“Better Watch Out” Review ✦✦✦✧✧

5 December, 2017

Director: Chris Peckover
Screenwriters: Zack Kahn, Chris Peckover 
Director of Photography: Carl Robertson
Olivia DeJongeLevi MillerEd Oxenbould

Synopsis: An invasion thriller with a twist revolving around an overly-confident 12-year-old boy, his best friend, and the babysitter they both have a crush on who experiences the ultimate night from hell while trapped inside their home.

Better Watch Out Review:

A holiday frenzy stuck in raging pubescent mania, “Better Watch Out” is the bunny-boiling sociopath of hot topic Christmas movies, proving consistently tongue-in-cheek and delivering sinister punchlines to be laughed and winced at in equal measure. “Funny Games” for teens with spiders and doorbells providing more scares than the film’s basic plot-line, the movie melds cinema’s next psycho out of suburban rage, fashioning a Norman Bates with a squeaky voice out of the egotism of middle-class living; stuffing pride into its already blackened, corn-fed heart and standing back to smell the chaos.

Confinement terror without the lastability of a true skin-crawler, “Better Watch Out” works better as a comedic social study than a “Home Alone” horror with consequences, finding itself performatively messy yet enjoyable as a one-night-only surprise featuring home-grown kills and “Black Christmas” nods. Faithful to its sub-genre but let down by laughable “April Fool’s Day” plot points, the movie sees the ‘Please Don’t Leave Me’ of slashers with a villain too mature for their age taking matters into their own hands and only escalating the scale of their madness over the course of a single evening.

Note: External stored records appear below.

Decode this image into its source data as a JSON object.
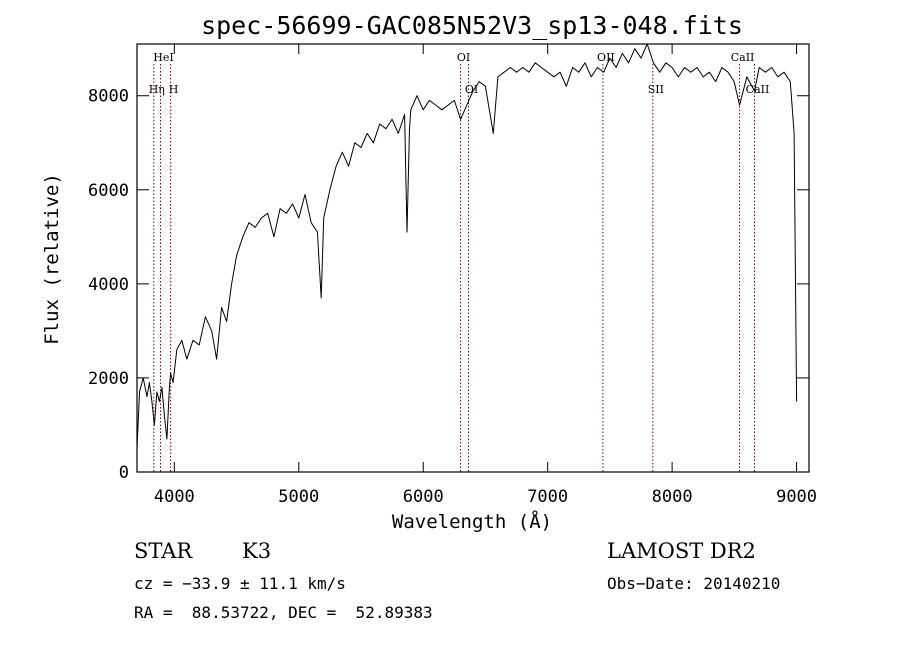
{
  "chart_data": {
    "type": "line",
    "title": "spec-56699-GAC085N52V3_sp13-048.fits",
    "xlabel": "Wavelength (Å)",
    "ylabel": "Flux (relative)",
    "xlim": [
      3700,
      9100
    ],
    "ylim": [
      0,
      9100
    ],
    "xticks": [
      4000,
      5000,
      6000,
      7000,
      8000,
      9000
    ],
    "yticks": [
      0,
      2000,
      4000,
      6000,
      8000
    ],
    "grid": false,
    "line_color": "#000000",
    "marker_color": "#8b0000",
    "series": [
      {
        "x": [
          3700,
          3720,
          3750,
          3780,
          3800,
          3820,
          3840,
          3860,
          3880,
          3900,
          3920,
          3940,
          3960,
          3970,
          3990,
          4020,
          4060,
          4100,
          4150,
          4200,
          4250,
          4300,
          4340,
          4380,
          4420,
          4460,
          4500,
          4550,
          4600,
          4650,
          4700,
          4750,
          4800,
          4850,
          4900,
          4950,
          5000,
          5050,
          5100,
          5150,
          5180,
          5200,
          5250,
          5300,
          5350,
          5400,
          5450,
          5500,
          5550,
          5600,
          5650,
          5700,
          5750,
          5800,
          5850,
          5870,
          5890,
          5900,
          5950,
          6000,
          6050,
          6100,
          6150,
          6200,
          6250,
          6300,
          6350,
          6400,
          6450,
          6500,
          6563,
          6600,
          6650,
          6700,
          6750,
          6800,
          6850,
          6900,
          6950,
          7000,
          7050,
          7100,
          7150,
          7200,
          7250,
          7300,
          7350,
          7400,
          7450,
          7500,
          7550,
          7600,
          7650,
          7700,
          7750,
          7800,
          7850,
          7900,
          7950,
          8000,
          8050,
          8100,
          8150,
          8200,
          8250,
          8300,
          8350,
          8400,
          8450,
          8498,
          8542,
          8600,
          8662,
          8700,
          8750,
          8800,
          8850,
          8900,
          8950,
          8980,
          9000
        ],
        "y": [
          500,
          1700,
          2000,
          1600,
          1900,
          1500,
          1000,
          1700,
          1500,
          1800,
          1200,
          700,
          1800,
          2100,
          1900,
          2600,
          2800,
          2400,
          2800,
          2700,
          3300,
          3000,
          2400,
          3500,
          3200,
          4000,
          4600,
          5000,
          5300,
          5200,
          5400,
          5500,
          5000,
          5600,
          5500,
          5700,
          5400,
          5900,
          5300,
          5100,
          3700,
          5400,
          6000,
          6500,
          6800,
          6500,
          7000,
          6900,
          7200,
          7000,
          7400,
          7300,
          7500,
          7200,
          7600,
          5100,
          7300,
          7700,
          8000,
          7700,
          7900,
          7800,
          7700,
          7800,
          7900,
          7500,
          7800,
          8100,
          8300,
          8200,
          7200,
          8400,
          8500,
          8600,
          8500,
          8600,
          8500,
          8700,
          8600,
          8500,
          8400,
          8500,
          8200,
          8600,
          8500,
          8700,
          8400,
          8600,
          8500,
          8800,
          8600,
          8900,
          8700,
          9000,
          8800,
          9100,
          8700,
          8500,
          8700,
          8600,
          8400,
          8600,
          8500,
          8600,
          8400,
          8500,
          8300,
          8600,
          8500,
          8300,
          7800,
          8400,
          8100,
          8600,
          8500,
          8600,
          8400,
          8500,
          8300,
          7200,
          1500
        ]
      }
    ],
    "lines": [
      {
        "label": "Hη",
        "x": 3835
      },
      {
        "label": "HeI",
        "x": 3889
      },
      {
        "label": "H",
        "x": 3970
      },
      {
        "label": "OI",
        "x": 6300
      },
      {
        "label": "OI",
        "x": 6364
      },
      {
        "label": "OII",
        "x": 7444
      },
      {
        "label": "SII",
        "x": 7845
      },
      {
        "label": "CaII",
        "x": 8542
      },
      {
        "label": "CaII",
        "x": 8662
      }
    ]
  },
  "info": {
    "object_class": "STAR",
    "subclass": "K3",
    "survey": "LAMOST DR2",
    "cz": "cz = −33.9 ± 11.1 km/s",
    "obs_date": "Obs−Date: 20140210",
    "coords": "RA =  88.53722, DEC =  52.89383"
  }
}
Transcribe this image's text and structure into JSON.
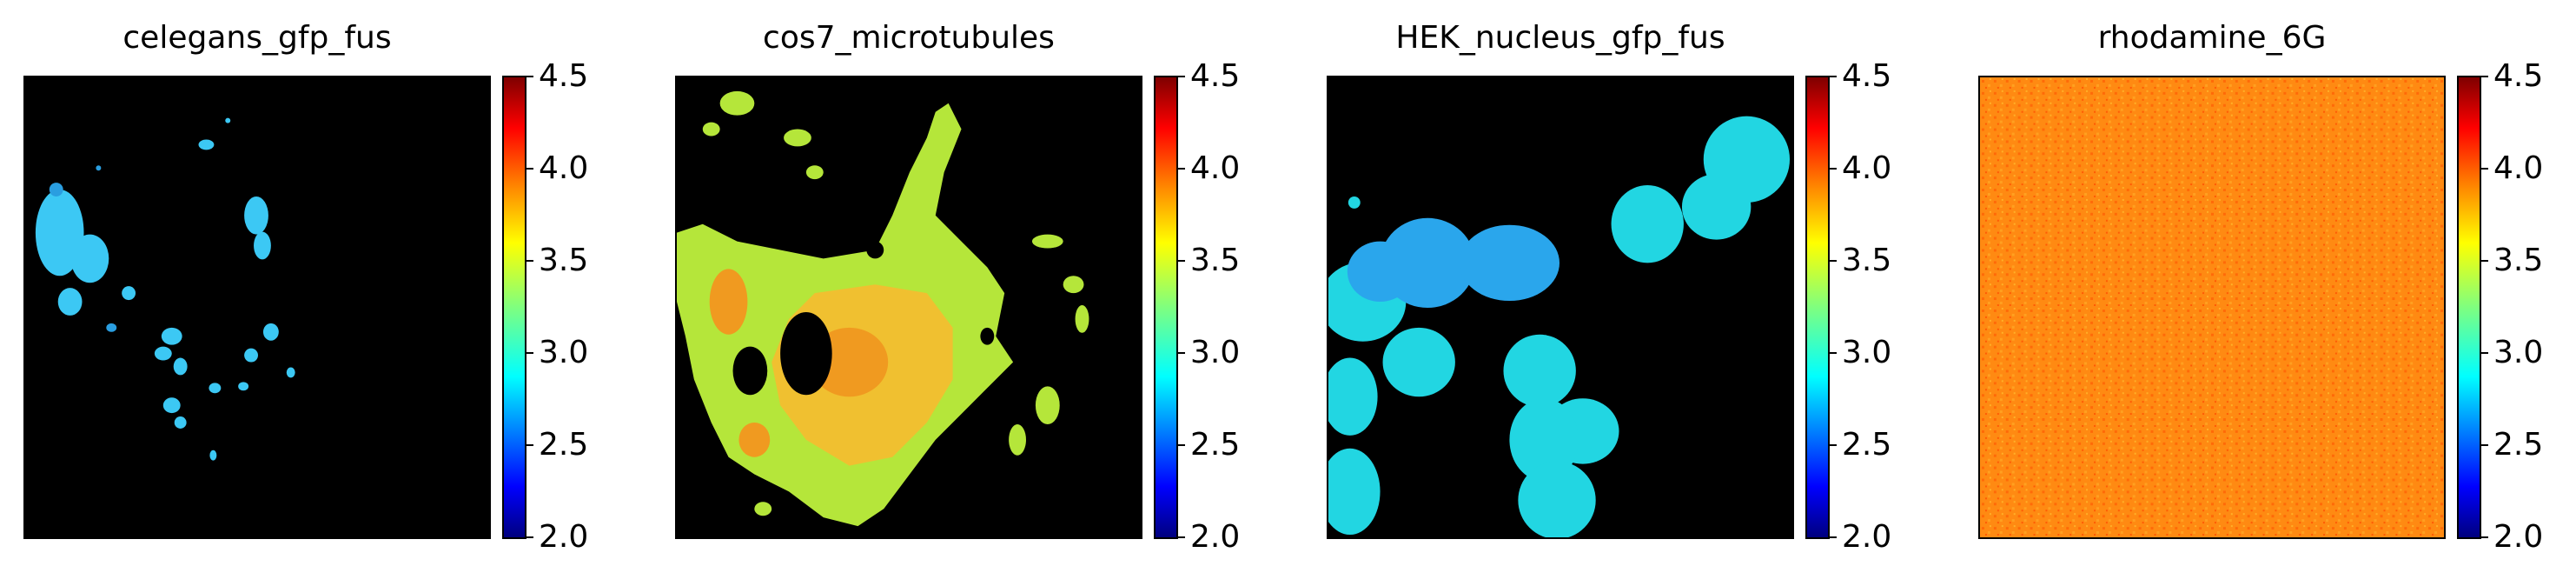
{
  "panels": [
    {
      "title": "celegans_gfp_fus"
    },
    {
      "title": "cos7_microtubules"
    },
    {
      "title": "HEK_nucleus_gfp_fus"
    },
    {
      "title": "rhodamine_6G"
    }
  ],
  "colorbar": {
    "colormap": "jet",
    "min": 2.0,
    "max": 4.5,
    "ticks": [
      "4.5",
      "4.0",
      "3.5",
      "3.0",
      "2.5",
      "2.0"
    ]
  },
  "colors": {
    "background": "#000000",
    "celegans": "#2fc8f0",
    "cos7_low": "#b8e83c",
    "cos7_high": "#f0a020",
    "hek": "#20d8e0",
    "rhodamine": "#ff8a10"
  }
}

Wes Craven’s “Scream” for the snoozer generation, “Better Watch Out” captures the sense of entitlement plaguing the modern mindset, acting as a stark warning that’s both festive and relevant. Sneaking around the film’s budget wherever possible, writer-director Chris Peckover finds himself in the mood for a scare but missing the je ne sais quoi of a horror master, showcasing a number of memorable artistic choices while slipping on the bodily fluids excreted by his various characters. Requiring more McGuffins than original jump scares, the movie’s off-screen panache draws attention to on-screen hindrances, putting pencils and paint cans to good use but never truly feeling like a true Christmas classic without a well-earned fright to top it all off.